You are happy with multiple thousands of unnecessary deaths for the
benefit of going fast (I say you're happy because I haven't heard you
rail against high speed limits)...
. . . I can only reply that, while any accidental death is both regrettable and preventable, and while I wouldn't fundamentally object to a lower speed limit, there's simply nothing special about accidental death. I don't make it my cause or my priority to ensure that the legions of the bourgeois are adequately empowered to make decisions that limit individual behavior so as to prevent accidents.
That said, by all means, make driving safer. Hold auto companies to a high standard (I actually see more utility in constraining corporate behavior, since I consider corporations de facto governments, concerned with borders and hierarchies), lower the speed limits, do what you will. I'm not likely to oppose you. I don't make it my cause because death, in itself, is not what concerns me. The body of the mediocre intruding on the primacy of the individual IS.
. . . but you cringe at the notion a handful of innocents will be executed
for the benefit of ensuring murderers don't unfairly live out their
lives while their victims don't.
I can't really see how the notion of "fairness" enters into it. The victims are already dead.

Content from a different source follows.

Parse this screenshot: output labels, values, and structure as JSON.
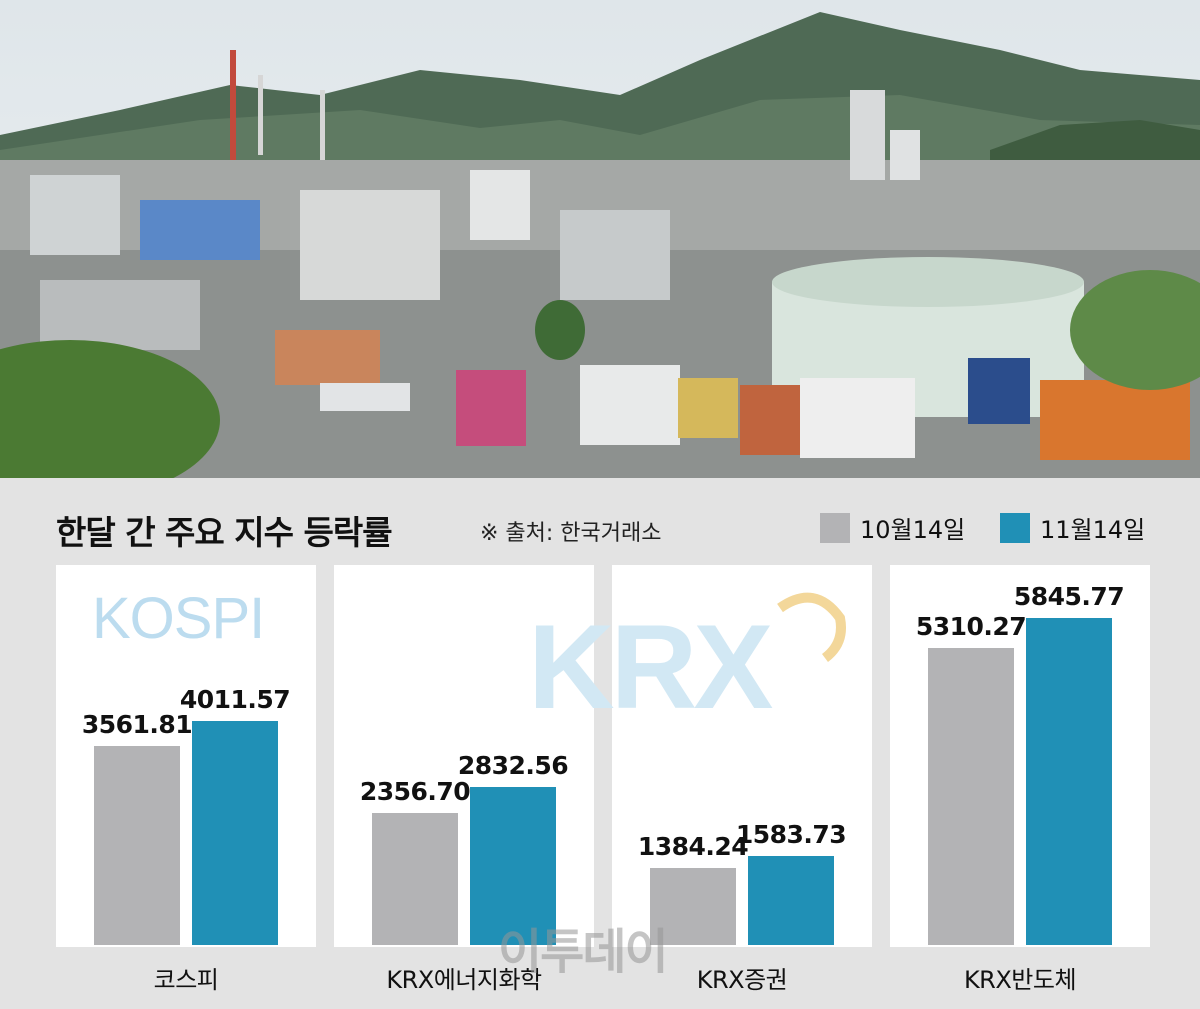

I suppose, since there's no scientific analysis telling us where genius is more likely to emerge, that someone who dies on a freeway, someone murdered by a sociopath, and someone falsely accused of a capital crime may all have an equal chance of being someone that civilization needs, a de Sade or a Brecht, a Giordano Bruno or a Samuel Beckett. But the first dies by his own agency (at least to a degree; it's possible that he didn't cause the fatal accident, but he voluntarily entered a system--the freeway--where such death was a real risk [granting that merely being alive is, almost by definition, risking death]). The second is not only NOT saved by the execution of his or her (alleged) murderer, but there's no evidence suggesting that other murderers are deterred by this execution. A case can be made that this murderer is deterred from future wrongdoing, but that only holds if the person executed is indisputably guilty.
In other
words, relief from transit boredom is not just better than justice for
the murdered, it is radically better.
I don't happen to believe that execution of the murderer = justice for the murdered; you're going to have to make that case independently before that sentence is anything more than the vindictive bleating of someone who's losing the argument, so tied to truisms that he mistakes his dearest axioms for indisputable fact.
You might also note that I'm probably not the only one who meets or exceeds those speed limits not to alleviate boredom, but to get where I'm required to be in the time allotted. Convenience, logistics, what have you are no more the "value" I'm defending than is "relief from transit boredom," but I think it's only proper to call you on the carpet for such rhetorical chicanery.
My feelings on the death penalty are mixed enough that I'm going to err on the side of my principles; one of those principles is that death by individual agency is preferable to death at the hand of that yawning sphincter we call the state.
Since you are a person of high principle, I'd think you would argue for
the rights of the murdered as much as you would those of homemaker
homosexuals.
I am a person of MY principles, inherited though they may be from anyone mentioned above, Nichiren Daishonin, and whatever leftover Catholicism I haven't yet managed to scrub away. I am of high principle in that I hold most highly to the principles that strike me as most urgent . . . according to no one's criteria, finally, but my own. So what you--a nominal theist, a conservative, a natural law advocate--think "high principle" means is as irrelevant as yesterday's baseball scores.
In point of fact, I'd be as satisfied with an elimination of civil marriage as I would be with equal rights for whatever homemaking combinations wish to make homes. What rights, though, could the murdered possibly have? They're DEAD!